Это вопрос такой, на который однозначно не ответишь. Я Дидурова, вообще говоря, знал не просто близко. Рискну сказать, что он был моим близким другом. И вот ругань Дидурова — она имела всегда такой стимулирующий характер. Даже под горячую руку, даже когда он бывал очень сильно не в настроении… А у него такое случалось периодически. Как и все деятельные люди, он часто впадал в депрессию, в такую изнанку МДП. Он все равно умел даже этой руганью стимулировать, потому что было чувство, что ты можешь лучше, возникало чувство, что ты просто по лености не реализуешь полностью свой гигантский потенциал. Всегда было ощущение, что Дидуров ждет от тебя свершений. И вот так, по-моему, надо ругать.
Я, кстати, много раз проверял на своем классе. Не нужно говорить: «Вот ты плохо сделал то-то и се-то». Нужно говорить: «Ну, уж школьник вашего уровня, Володя, мне кажется, мог бы до этого додуматься как-нибудь» или «При вашем бэкграунде, Катя, вы, мне кажется, могли бы уж такие-то вещи понимать». Заодно они выучат слово «бэкграунд». Вот такая стимулирующая ругань выполняет двоякую цель. Во-первых, она все-таки ставит школьника на место, показывая ему его уровень. А во-вторых, она внушает ему мысль о богатом потенциале. Надо всегда подзуживать немножко. И поэтому, может быть, вы просто не смогли своему сыну, показать, как сильно вы им восхищаетесь. Все время надо добавлять: «Да, конечно, ты можешь в двадцать раз лучше, поэтому сейчас ты полностью изхалтурился». Вот что-то подобное тому.
А что касается меня, то я вообще сына никогда не критикую — ну, просто потому, что я и так перед ним страшно виноват, как и все мы перед своими детьми. У меня страшный комплекс вины перед детьми. Я мало ими занимаюсь, в детстве занимался больше, но все равно я все время работал. И правильно сказала Маша Трауб: «Каждый из нас может сказать: «Я дурная мать/Я дурной отец». Потому что всегда нам родители наши собственные внушают, что: «Вот мы с тобой ночей не спали, не доедали, а ты вот то и се»,— и так далее. То есть, действительно, наверное, на фоне наших родителей — родителей зрелого социализма — мы, вынужденные все время работать очень много, мы, конечно, много недодали. Как сказал мне Валерий Тодоровский однажды: «Ничего не поделаешь, мы воскресные родители». Это горько, конечно.

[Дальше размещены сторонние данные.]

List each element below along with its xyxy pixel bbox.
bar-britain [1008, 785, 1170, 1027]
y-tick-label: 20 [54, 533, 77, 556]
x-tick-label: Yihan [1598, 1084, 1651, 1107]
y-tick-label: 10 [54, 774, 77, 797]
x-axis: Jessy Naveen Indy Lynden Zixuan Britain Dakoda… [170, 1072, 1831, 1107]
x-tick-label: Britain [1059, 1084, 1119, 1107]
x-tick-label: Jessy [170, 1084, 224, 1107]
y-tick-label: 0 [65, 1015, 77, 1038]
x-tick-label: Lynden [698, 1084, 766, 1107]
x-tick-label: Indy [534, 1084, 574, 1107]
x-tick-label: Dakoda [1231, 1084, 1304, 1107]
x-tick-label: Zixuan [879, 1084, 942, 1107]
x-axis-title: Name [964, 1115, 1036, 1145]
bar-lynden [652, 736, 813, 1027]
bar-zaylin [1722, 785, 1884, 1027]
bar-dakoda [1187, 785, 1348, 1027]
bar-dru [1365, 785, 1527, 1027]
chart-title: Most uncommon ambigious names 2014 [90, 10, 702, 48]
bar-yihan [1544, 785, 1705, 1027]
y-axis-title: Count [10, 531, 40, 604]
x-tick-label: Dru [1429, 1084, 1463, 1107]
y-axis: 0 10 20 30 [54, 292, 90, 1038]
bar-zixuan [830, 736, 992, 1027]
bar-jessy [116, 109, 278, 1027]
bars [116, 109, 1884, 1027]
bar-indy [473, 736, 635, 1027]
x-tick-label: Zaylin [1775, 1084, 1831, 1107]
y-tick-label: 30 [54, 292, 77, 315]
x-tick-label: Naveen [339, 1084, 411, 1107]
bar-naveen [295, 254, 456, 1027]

Поэтому своих детей я никогда не ругаю ни за что. Ну, какие-то их моральные поступки, допустим, могут у меня вызывать, особенно раньше вызывали, в школьные времена, вызывали у меня какое-то бурное негодование, глупое, но сейчас я только хвалю, только восхищаюсь. Потому что сам факт, что они вообще что-то делают — рисуют, играют, пишут — это вызывает у меня безумный восторг.
Я, кстати, помню очень хорошо… Я когда-то Райкина в одном из первых, что ли, интервью спросил: «А как отец относился к вашему актерскому опыту? Он, наверное, требования очень большие предъявлял». Он сказал: «Ну что вы? Папа же так меня любил!» И я подумал: действительно, а зачем нам с ними проявлять какую-то строгость? Ну мы же их любим, в конце концов! Вот этим должно, мне кажется, все ограничиваться.